Johnson was born Charles Van Dell Johnson in Newport, Rhode Island; the only child of Loretta (née Snyder), a homemaker and Charles E. Johnson, a plumber and later real-estate salesman. His father was an immigrant from Sweden and his mother had German-American Pennsylvania Dutch ethnicity. His mother, an alcoholic, left the family when her son was a child; Johnson's relationship with his father was chilly.
Johnson performed at social clubs in Newport while in high school. He moved to New York City after graduating from high school in 1935 and joined an off-Broadway revue, Entre Nous (1935).
After touring New England in a theatre troupe as a substitute dancer, his acting career began in earnest in the Broadway revue New Faces of 1936. Johnson returned to the chorus after that, and worked in summer resorts near New York City. In 1939, director and playwright George Abbott cast him in Rodgers and Hart's Too Many Girls in the role of a college boy and as understudy for all three male leads. After an uncredited role in the film adaptation of Too Many Girls (which costarred Lucille Ball and Desi Arnaz), Abbott hired him as a chorus boy and Gene Kelly's understudy in Pal Joey.

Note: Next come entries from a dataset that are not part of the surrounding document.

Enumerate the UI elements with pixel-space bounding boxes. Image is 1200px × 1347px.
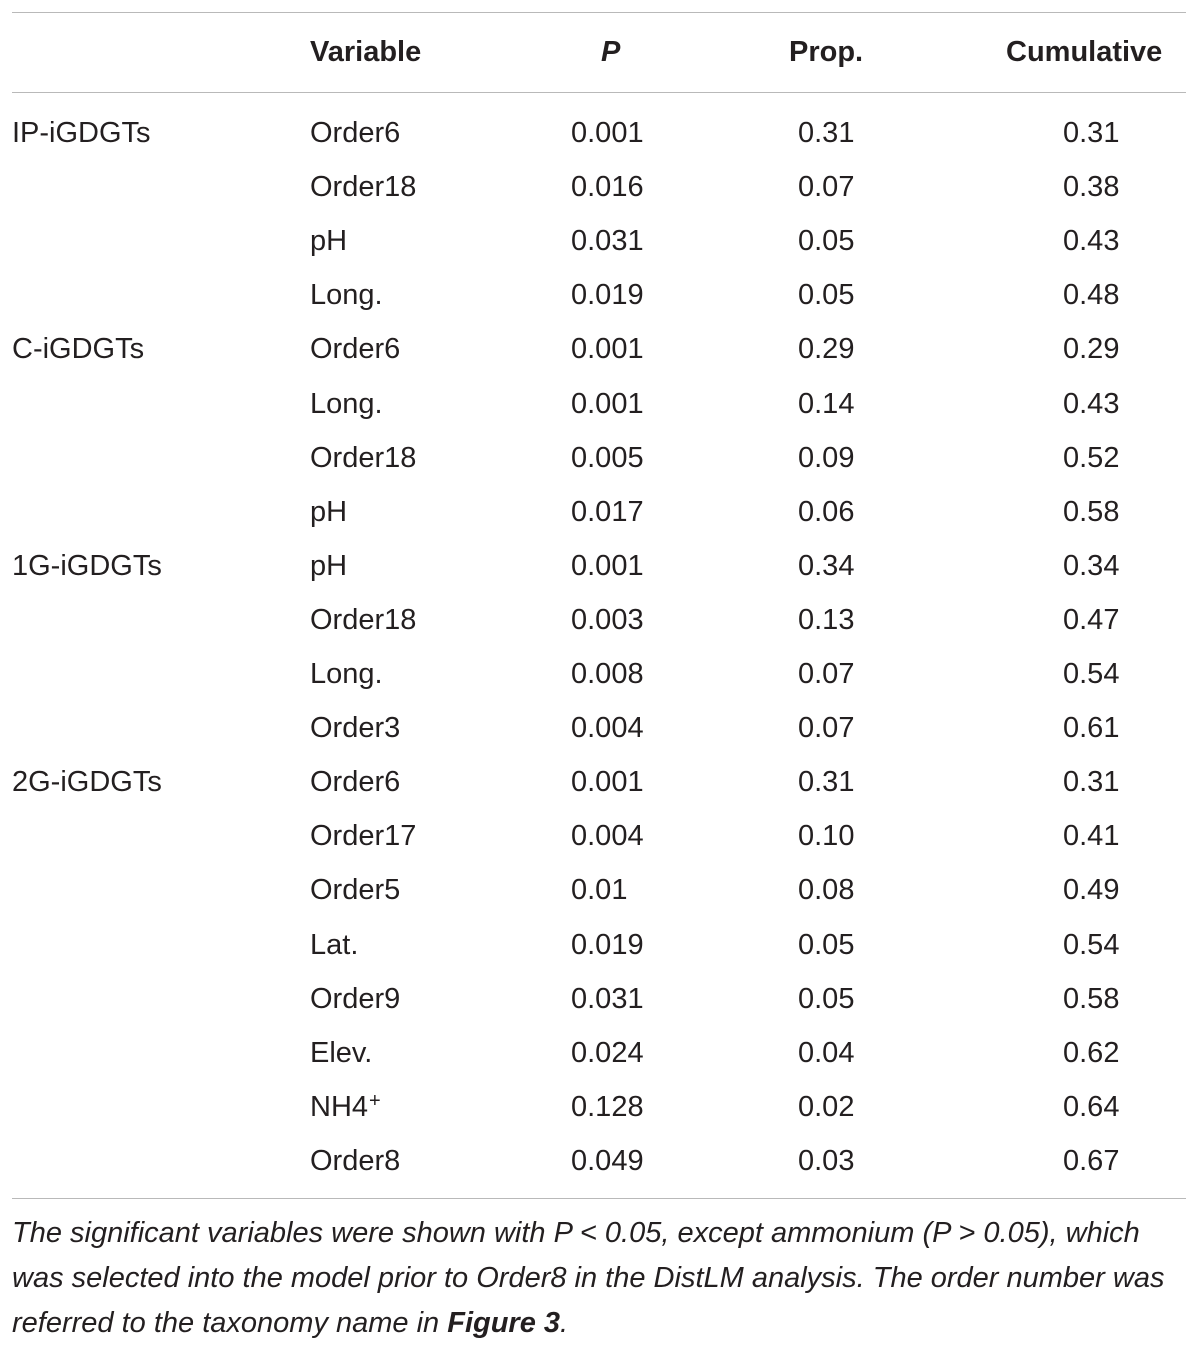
- row-variable: [310, 657, 383, 691]
- row-cumulative-text: 0.54: [1063, 929, 1120, 961]
- row-proportion-text: 0.05: [798, 279, 855, 311]
- row-proportion: [798, 332, 854, 366]
- header-p: P: [601, 36, 621, 68]
- row-proportion: [798, 711, 854, 745]
- row-cumulative: [1063, 224, 1119, 258]
- row-variable-text: Long.: [310, 658, 383, 690]
- table-footnote: [12, 1211, 1192, 1346]
- row-proportion: [798, 549, 854, 583]
- row-p-value: [571, 549, 644, 583]
- row-variable-text: Long.: [310, 388, 383, 420]
- row-proportion: [798, 1036, 854, 1070]
- row-variable: [310, 495, 347, 529]
- row-proportion: [798, 387, 854, 421]
- row-p-value: [571, 441, 644, 475]
- row-proportion-text: 0.06: [798, 496, 855, 528]
- row-cumulative: [1063, 765, 1119, 799]
- row-p-value-text: 0.001: [571, 333, 644, 365]
- row-variable: [310, 982, 400, 1016]
- row-variable: [310, 116, 400, 150]
- row-proportion-text: 0.29: [798, 333, 855, 365]
- row-cumulative-text: 0.54: [1063, 658, 1120, 690]
- row-cumulative-text: 0.64: [1063, 1091, 1120, 1123]
- row-cumulative-text: 0.31: [1063, 766, 1120, 798]
- row-p-value: [571, 495, 644, 529]
- table-bottom-rule: [12, 1198, 1186, 1199]
- row-cumulative: [1063, 711, 1119, 745]
- header-variable: Variable: [310, 36, 422, 68]
- row-variable: [310, 1144, 400, 1178]
- row-proportion: [798, 765, 854, 799]
- row-variable: [310, 278, 383, 312]
- row-cumulative-text: 0.52: [1063, 442, 1120, 474]
- row-cumulative: [1063, 278, 1119, 312]
- row-p-value: [571, 603, 644, 637]
- row-p-value-text: 0.016: [571, 171, 644, 203]
- row-p-value: [571, 873, 627, 907]
- row-proportion-text: 0.02: [798, 1091, 855, 1123]
- row-variable-text: Order6: [310, 333, 401, 365]
- row-cumulative: [1063, 928, 1119, 962]
- row-p-value-text: 0.017: [571, 496, 644, 528]
- row-cumulative: [1063, 549, 1119, 583]
- row-p-value: [571, 1090, 644, 1124]
- row-variable-text: Lat.: [310, 929, 359, 961]
- footnote-text: The significant variables were shown with P < 0.05, except ammonium (P > 0.05), which was selected into the model prior to Order8 in the DistLM analysis. The order number was referred to the taxonomy name in: [12, 1217, 1165, 1339]
- row-proportion-text: 0.10: [798, 820, 855, 852]
- row-proportion: [798, 116, 854, 150]
- row-cumulative: [1063, 603, 1119, 637]
- table-top-rule: [12, 12, 1186, 13]
- row-p-value-text: 0.031: [571, 225, 644, 257]
- row-p-value-text: 0.001: [571, 766, 644, 798]
- row-proportion-text: 0.08: [798, 874, 855, 906]
- footnote-end: .: [560, 1307, 569, 1339]
- row-cumulative-text: 0.34: [1063, 550, 1120, 582]
- row-cumulative-text: 0.31: [1063, 117, 1120, 149]
- row-cumulative-text: 0.58: [1063, 983, 1120, 1015]
- row-variable-text: pH: [310, 550, 348, 582]
- row-proportion-text: 0.34: [798, 550, 855, 582]
- row-variable-text: Order6: [310, 117, 401, 149]
- row-cumulative: [1063, 873, 1119, 907]
- row-group-label: [12, 549, 162, 583]
- row-cumulative: [1063, 819, 1119, 853]
- row-cumulative: [1063, 441, 1119, 475]
- row-p-value-text: 0.049: [571, 1145, 644, 1177]
- row-p-value: [571, 711, 644, 745]
- row-group-label-text: C-iGDGTs: [12, 333, 145, 365]
- row-p-value: [571, 387, 644, 421]
- row-variable: [310, 549, 347, 583]
- row-p-value-text: 0.128: [571, 1091, 644, 1123]
- row-variable: [310, 603, 416, 637]
- row-cumulative: [1063, 982, 1119, 1016]
- row-proportion-text: 0.07: [798, 658, 855, 690]
- row-variable: [310, 928, 358, 962]
- row-group-label-text: 2G-iGDGTs: [12, 766, 162, 798]
- row-p-value: [571, 224, 644, 258]
- row-variable-text: Order9: [310, 983, 401, 1015]
- row-p-value: [571, 278, 644, 312]
- row-proportion: [798, 170, 854, 204]
- row-p-value: [571, 170, 644, 204]
- row-p-value: [571, 982, 644, 1016]
- row-variable-superscript: +: [369, 1090, 381, 1112]
- row-proportion-text: 0.07: [798, 712, 855, 744]
- row-p-value: [571, 1036, 644, 1070]
- row-proportion-text: 0.03: [798, 1145, 855, 1177]
- row-variable: [310, 170, 416, 204]
- row-proportion-text: 0.05: [798, 225, 855, 257]
- row-proportion-text: 0.09: [798, 442, 855, 474]
- row-p-value-text: 0.031: [571, 983, 644, 1015]
- row-cumulative-text: 0.43: [1063, 225, 1120, 257]
- row-variable-text: Order17: [310, 820, 417, 852]
- row-p-value-text: 0.004: [571, 820, 644, 852]
- row-proportion-text: 0.05: [798, 929, 855, 961]
- figure-reference: Figure 3: [447, 1307, 561, 1339]
- row-variable-text: Elev.: [310, 1037, 373, 1069]
- row-cumulative: [1063, 495, 1119, 529]
- row-variable: [310, 441, 416, 475]
- row-cumulative: [1063, 1144, 1119, 1178]
- row-p-value-text: 0.003: [571, 604, 644, 636]
- row-proportion-text: 0.14: [798, 388, 855, 420]
- table-header-rule: [12, 92, 1186, 93]
- row-proportion: [798, 1144, 854, 1178]
- row-proportion: [798, 224, 854, 258]
- row-p-value: [571, 928, 644, 962]
- row-p-value-text: 0.001: [571, 388, 644, 420]
- row-p-value: [571, 116, 644, 150]
- row-group-label: [12, 116, 151, 150]
- row-cumulative-text: 0.47: [1063, 604, 1120, 636]
- row-group-label-text: IP-iGDGTs: [12, 117, 151, 149]
- row-proportion: [798, 495, 854, 529]
- row-variable-text: Order18: [310, 604, 417, 636]
- row-cumulative: [1063, 657, 1119, 691]
- row-p-value: [571, 1144, 644, 1178]
- row-variable-text: Order3: [310, 712, 401, 744]
- row-proportion: [798, 278, 854, 312]
- row-proportion: [798, 819, 854, 853]
- row-variable: [310, 387, 383, 421]
- row-proportion: [798, 873, 854, 907]
- row-cumulative-text: 0.58: [1063, 496, 1120, 528]
- header-prop: Prop.: [789, 36, 864, 68]
- header-cumulative: Cumulative: [1006, 36, 1163, 68]
- row-proportion: [798, 982, 854, 1016]
- row-variable: [310, 224, 347, 258]
- row-p-value-text: 0.001: [571, 117, 644, 149]
- row-cumulative-text: 0.61: [1063, 712, 1120, 744]
- row-variable-text: Order6: [310, 766, 401, 798]
- row-proportion: [798, 928, 854, 962]
- row-cumulative-text: 0.48: [1063, 279, 1120, 311]
- row-variable: [310, 765, 400, 799]
- row-p-value-text: 0.019: [571, 929, 644, 961]
- row-p-value: [571, 819, 644, 853]
- row-cumulative-text: 0.62: [1063, 1037, 1120, 1069]
- row-p-value-text: 0.001: [571, 550, 644, 582]
- row-variable-text: Order18: [310, 442, 417, 474]
- row-p-value-text: 0.019: [571, 279, 644, 311]
- row-p-value-text: 0.005: [571, 442, 644, 474]
- row-cumulative: [1063, 116, 1119, 150]
- row-p-value-text: 0.004: [571, 712, 644, 744]
- row-variable: [310, 819, 416, 853]
- row-proportion: [798, 603, 854, 637]
- row-variable-text: pH: [310, 496, 348, 528]
- row-proportion: [798, 1090, 854, 1124]
- row-variable-text: Order5: [310, 874, 401, 906]
- row-group-label: [12, 765, 162, 799]
- row-proportion: [798, 441, 854, 475]
- row-variable-text: pH: [310, 225, 348, 257]
- row-cumulative: [1063, 387, 1119, 421]
- row-proportion-text: 0.04: [798, 1037, 855, 1069]
- row-variable: [310, 711, 400, 745]
- row-p-value: [571, 332, 644, 366]
- row-proportion: [798, 657, 854, 691]
- row-proportion-text: 0.07: [798, 171, 855, 203]
- row-proportion-text: 0.31: [798, 766, 855, 798]
- row-p-value-text: 0.024: [571, 1037, 644, 1069]
- row-variable-text: Order18: [310, 171, 417, 203]
- row-cumulative: [1063, 170, 1119, 204]
- row-p-value-text: 0.01: [571, 874, 628, 906]
- row-group-label-text: 1G-iGDGTs: [12, 550, 162, 582]
- row-variable-text: NH4: [310, 1091, 369, 1123]
- row-variable: [310, 873, 400, 907]
- row-proportion-text: 0.31: [798, 117, 855, 149]
- row-cumulative-text: 0.29: [1063, 333, 1120, 365]
- row-p-value-text: 0.008: [571, 658, 644, 690]
- row-variable-text: Order8: [310, 1145, 401, 1177]
- row-cumulative-text: 0.49: [1063, 874, 1120, 906]
- row-variable-text: Long.: [310, 279, 383, 311]
- row-cumulative-text: 0.38: [1063, 171, 1120, 203]
- row-cumulative-text: 0.67: [1063, 1145, 1120, 1177]
- row-proportion-text: 0.05: [798, 983, 855, 1015]
- row-cumulative: [1063, 1036, 1119, 1070]
- row-group-label: [12, 332, 144, 366]
- row-variable: [310, 1036, 372, 1070]
- row-cumulative-text: 0.41: [1063, 820, 1120, 852]
- row-variable: [310, 1090, 381, 1127]
- row-cumulative-text: 0.43: [1063, 388, 1120, 420]
- row-p-value: [571, 657, 644, 691]
- row-cumulative: [1063, 332, 1119, 366]
- row-proportion-text: 0.13: [798, 604, 855, 636]
- row-p-value: [571, 765, 644, 799]
- row-variable: [310, 332, 400, 366]
- row-cumulative: [1063, 1090, 1119, 1124]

Johnson was about to move back to New York when Lucille Ball took him to Chasen's Restaurant, where she introduced him to an MGM casting director Billy Grady, who was sitting at the next table.
This led to screen tests by Hollywood studios. His test at Columbia Pictures was unsuccessful, but Warner Brothers put him on contract at $300 a week. His all-American good looks and easy demeanor were ill-suited to the gritty movies Warner made at the time, and the studio dropped him at the expiration of his six-month contract. Shortly before leaving Warner, he was cast as a cub reporter opposite Faye Emerson in the 1942 film Murder in the Big House. His eyebrows and hair were dyed black for the role.
Fortuitously for Johnson, Lew Ayres, who played the title role in the popular Dr. Kildare movie series, was leaving to join the US Army as a medical corpsman. Ayres had played a young doctor who assisted the crusty Dr. Gillespie, played by Lionel Barrymore. Johnson was assigned to the new role of Dr. Randall Adams in Dr. Gillespie's New Assistant and Dr. Gillespie's Criminal Case, and he appeared as a bit player in two other MGM features. At the same time he was given the classes in acting, speech, diction and other disciplines that were provided to all contract actors at MGM at the time.
He subsequently appeared in Pilot No. 5 (1943) and in William Saroyan’s The Human Comedy, which was produced in 1943, and in the title role in Two Girls and a Sailor.
His big break was in A Guy Named Joe, with Spencer Tracy and Irene Dunne, in which he played a young pilot who acquires a deceased pilot as his guardian angel. Midway through the movie's production in 1943, he was involved in a car crash that left him with a metal plate in his forehead. Dunne and Tracy insisted that Johnson not be removed from the cast despite his long absence. The injury exempted Johnson from service in World War II.
With many actors now serving in the armed forces, the accident proved to be a major career break for Johnson. MGM built up his image as the all-American boy in war dramas and musicals, with his most notable starring role as Ted Lawson in Thirty Seconds Over Tokyo, which told the story of the Doolittle raid on Tokyo in April 1942.